I was expecting much of the movie to take place in the fantasy world seen in the previews and talked about in the reviews. But really most of the movie takes place during the war, focusing on how evil the father is and the agonizingly painful health problems the pregnant mother has. There are some rebels, of course, who we are supposed to like. Every now and then the girl goes into the Labyrinth where these bizarre and scary monsters live. One of them slices up and eats children.

So you have three different stories going on, all of them horrible. There is nothing that really holds any of this together. There is no character development from the mother, who loves her daughter and is in pain all the time. None from the father, who is a caricature of evil. The girl is appealing and sweet, but the labyrinth doesn’t seem to have anything to do with the rest of the movie. Though reviewers have said the fantasy world is an escape from the war, honestly, the girl isn’t exposed to the war very much until the very end. So it’s more of an escape from the boredom of living in the country and the stress of watching her sick mother. But it is a nightmare of an escape, not really a fantasy, like Chronicles of Narnia.

My problem is there is absolutely nothing redeeming in here.
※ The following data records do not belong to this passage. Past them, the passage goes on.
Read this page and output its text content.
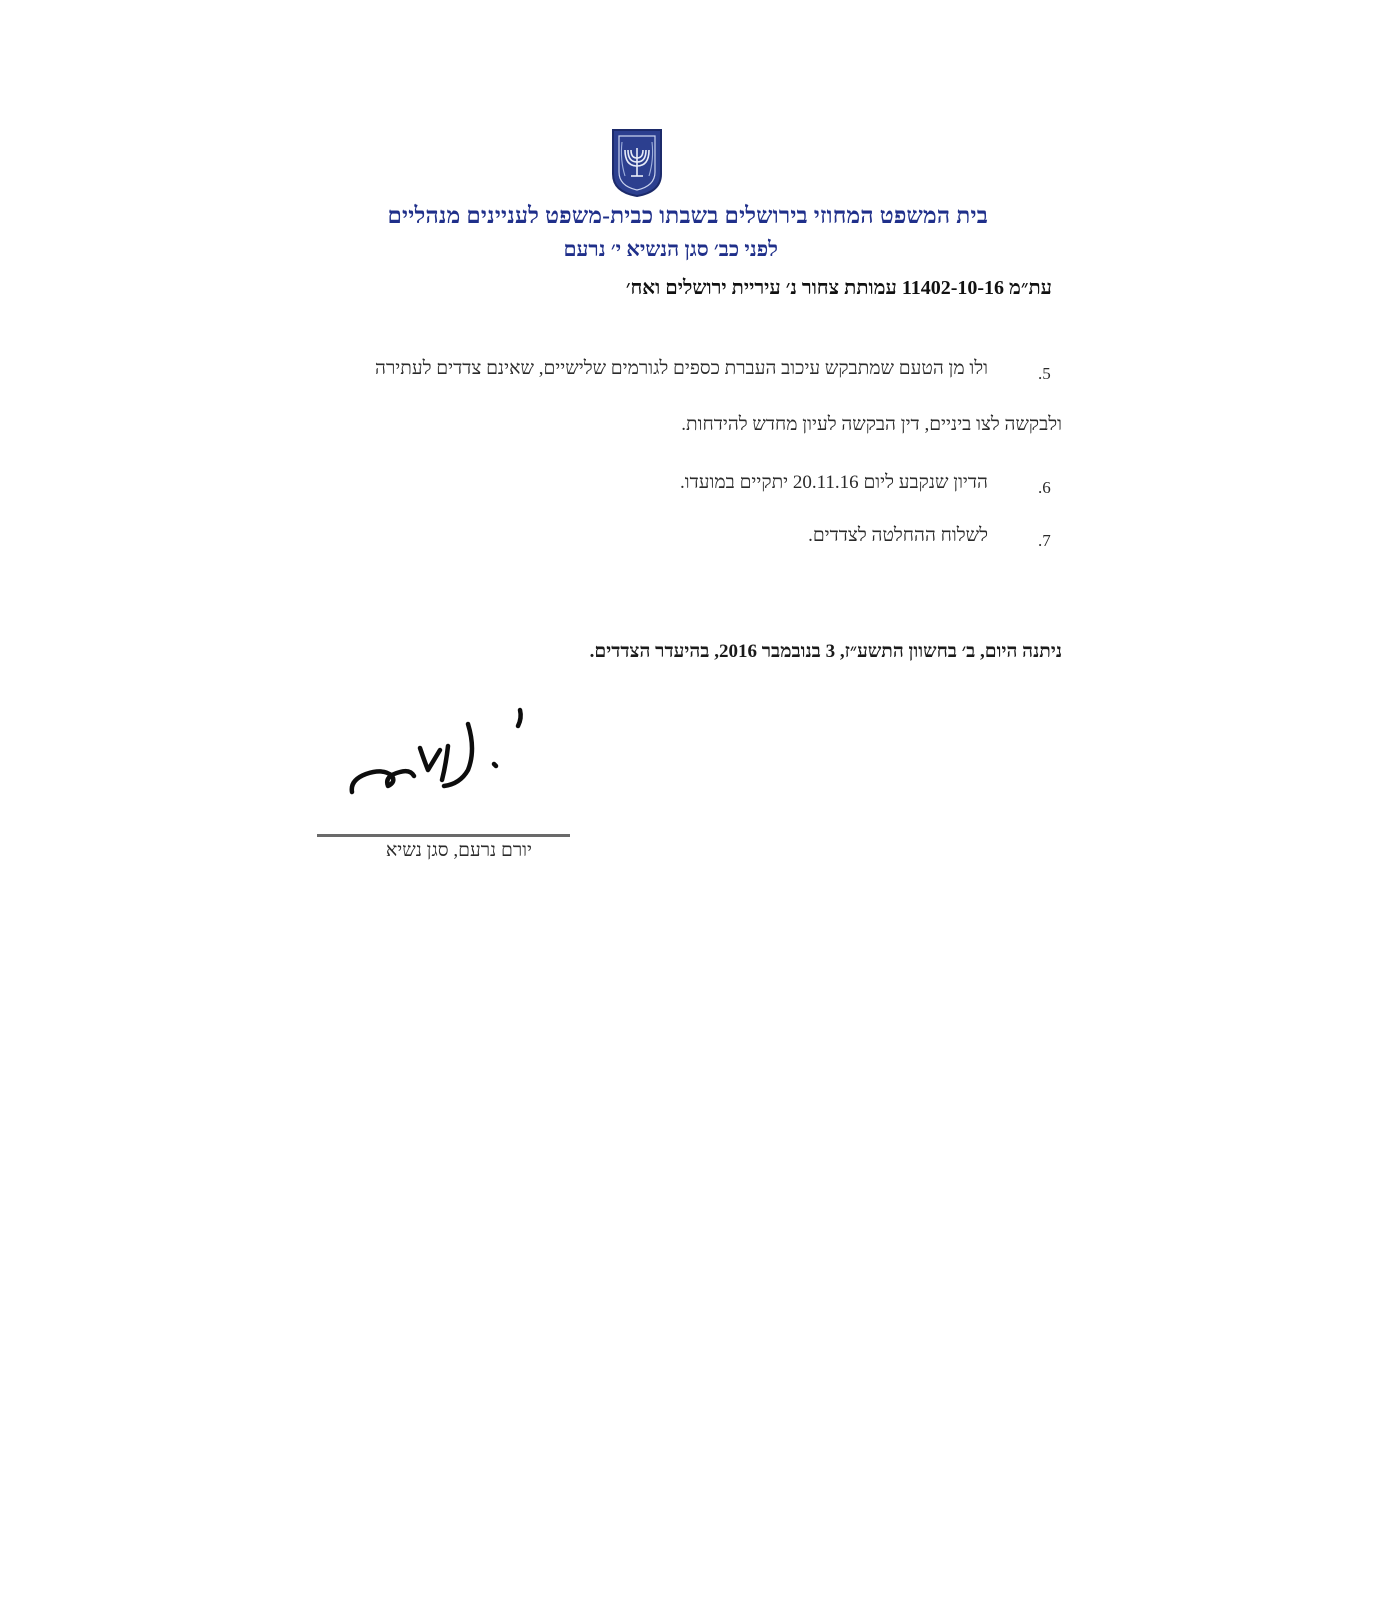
בית המשפט המחוזי בירושלים בשבתו כבית-משפט לעניינים מנהליים
לפני כב׳ סגן הנשיא י׳ נרעם
עת״מ 11402-10-16 עמותת צחור נ׳ עיריית ירושלים ואח׳
.5
ולו מן הטעם שמתבקש עיכוב העברת כספים לגורמים שלישיים, שאינם צדדים לעתירה
ולבקשה לצו ביניים, דין הבקשה לעיון מחדש להידחות.
.6
הדיון שנקבע ליום 20.11.16 יתקיים במועדו.
.7
לשלוח ההחלטה לצדדים.
ניתנה היום, ב׳ בחשוון התשע״ז, 3 בנובמבר 2016, בהיעדר הצדדים.
יורם נרעם, סגן נשיא
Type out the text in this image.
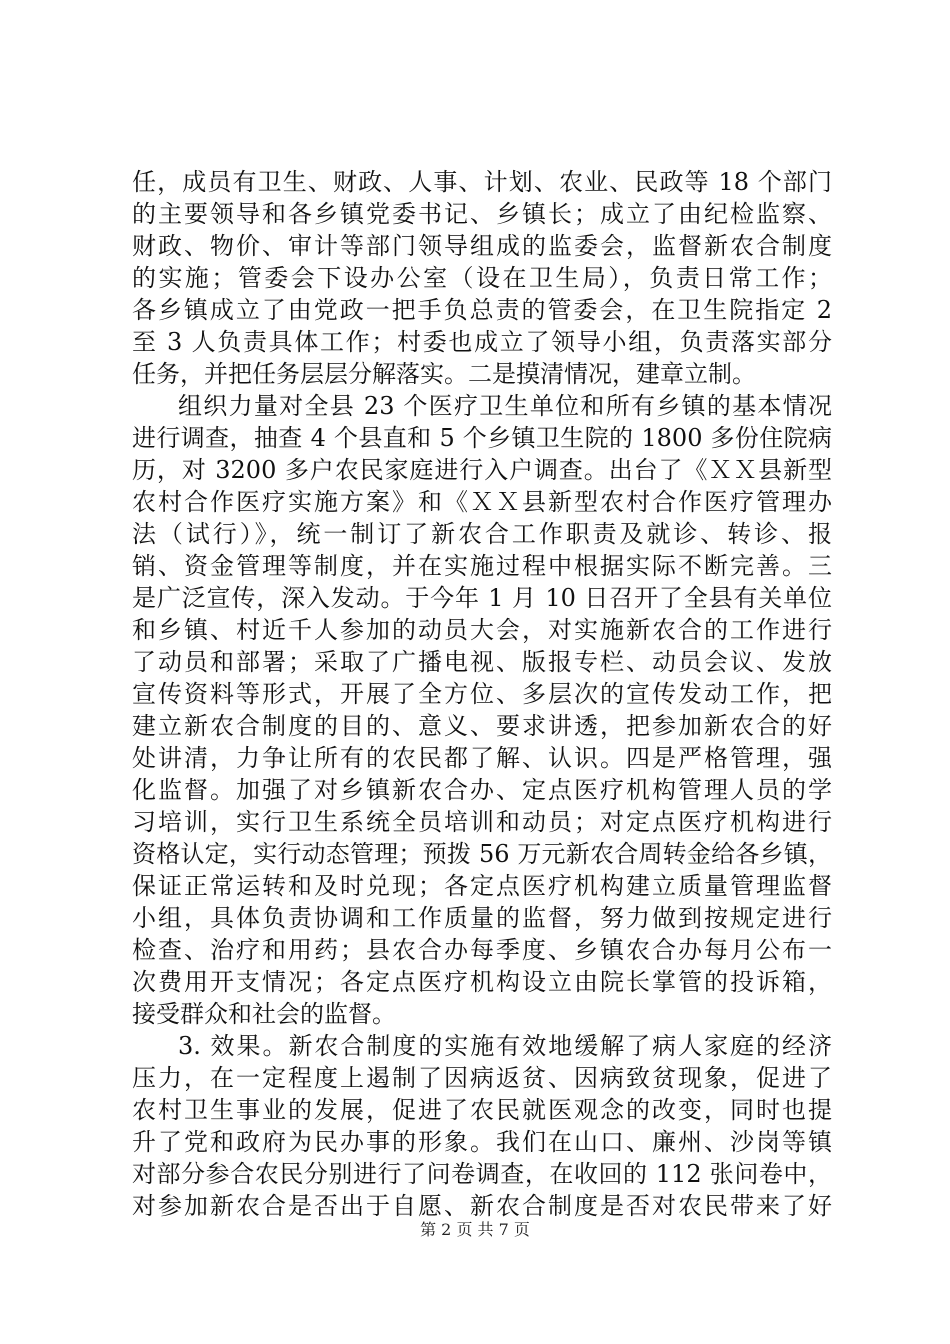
任，成员有卫生、财政、人事、计划、农业、民政等 18 个部门
的主要领导和各乡镇党委书记、乡镇长；成立了由纪检监察、
财政、物价、审计等部门领导组成的监委会，监督新农合制度
的实施；管委会下设办公室（设在卫生局），负责日常工作；
各乡镇成立了由党政一把手负总责的管委会，在卫生院指定 2
至 3 人负责具体工作；村委也成立了领导小组，负责落实部分
任务，并把任务层层分解落实。二是摸清情况，建章立制。
组织力量对全县 23 个医疗卫生单位和所有乡镇的基本情况
进行调查，抽查 4 个县直和 5 个乡镇卫生院的 1800 多份住院病
历，对 3200 多户农民家庭进行入户调查。出台了《ＸＸ县新型
农村合作医疗实施方案》和《ＸＸ县新型农村合作医疗管理办
法（试行）》，统一制订了新农合工作职责及就诊、转诊、报
销、资金管理等制度，并在实施过程中根据实际不断完善。三
是广泛宣传，深入发动。于今年 1 月 10 日召开了全县有关单位
和乡镇、村近千人参加的动员大会，对实施新农合的工作进行
了动员和部署；采取了广播电视、版报专栏、动员会议、发放
宣传资料等形式，开展了全方位、多层次的宣传发动工作，把
建立新农合制度的目的、意义、要求讲透，把参加新农合的好
处讲清，力争让所有的农民都了解、认识。四是严格管理，强
化监督。加强了对乡镇新农合办、定点医疗机构管理人员的学
习培训，实行卫生系统全员培训和动员；对定点医疗机构进行
资格认定，实行动态管理；预拨 56 万元新农合周转金给各乡镇，
保证正常运转和及时兑现；各定点医疗机构建立质量管理监督
小组，具体负责协调和工作质量的监督，努力做到按规定进行
检查、治疗和用药；县农合办每季度、乡镇农合办每月公布一
次费用开支情况；各定点医疗机构设立由院长掌管的投诉箱，
接受群众和社会的监督。
3. 效果。新农合制度的实施有效地缓解了病人家庭的经济
压力，在一定程度上遏制了因病返贫、因病致贫现象，促进了
农村卫生事业的发展，促进了农民就医观念的改变，同时也提
升了党和政府为民办事的形象。我们在山口、廉州、沙岗等镇
对部分参合农民分别进行了问卷调查，在收回的 112 张问卷中，
对参加新农合是否出于自愿、新农合制度是否对农民带来了好
第 2 页 共 7 页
It’s just dark awful stories the whole way through until the dark awful end. Even Schindler’s List had one nice undercurrent to it. And The Diary of Anne Frank was mostly just about her being with her family, with a tragically sad ending when the words stop. This movie has nothing but outsized, prolonged evil. It is like watching The Texas Chainsaw Massacre, but not as funny.

While there is some nice cinematography (it was nominated for an Oscar for this; so was the director) and the story keeps your attention, I can’t give this movie more than a D.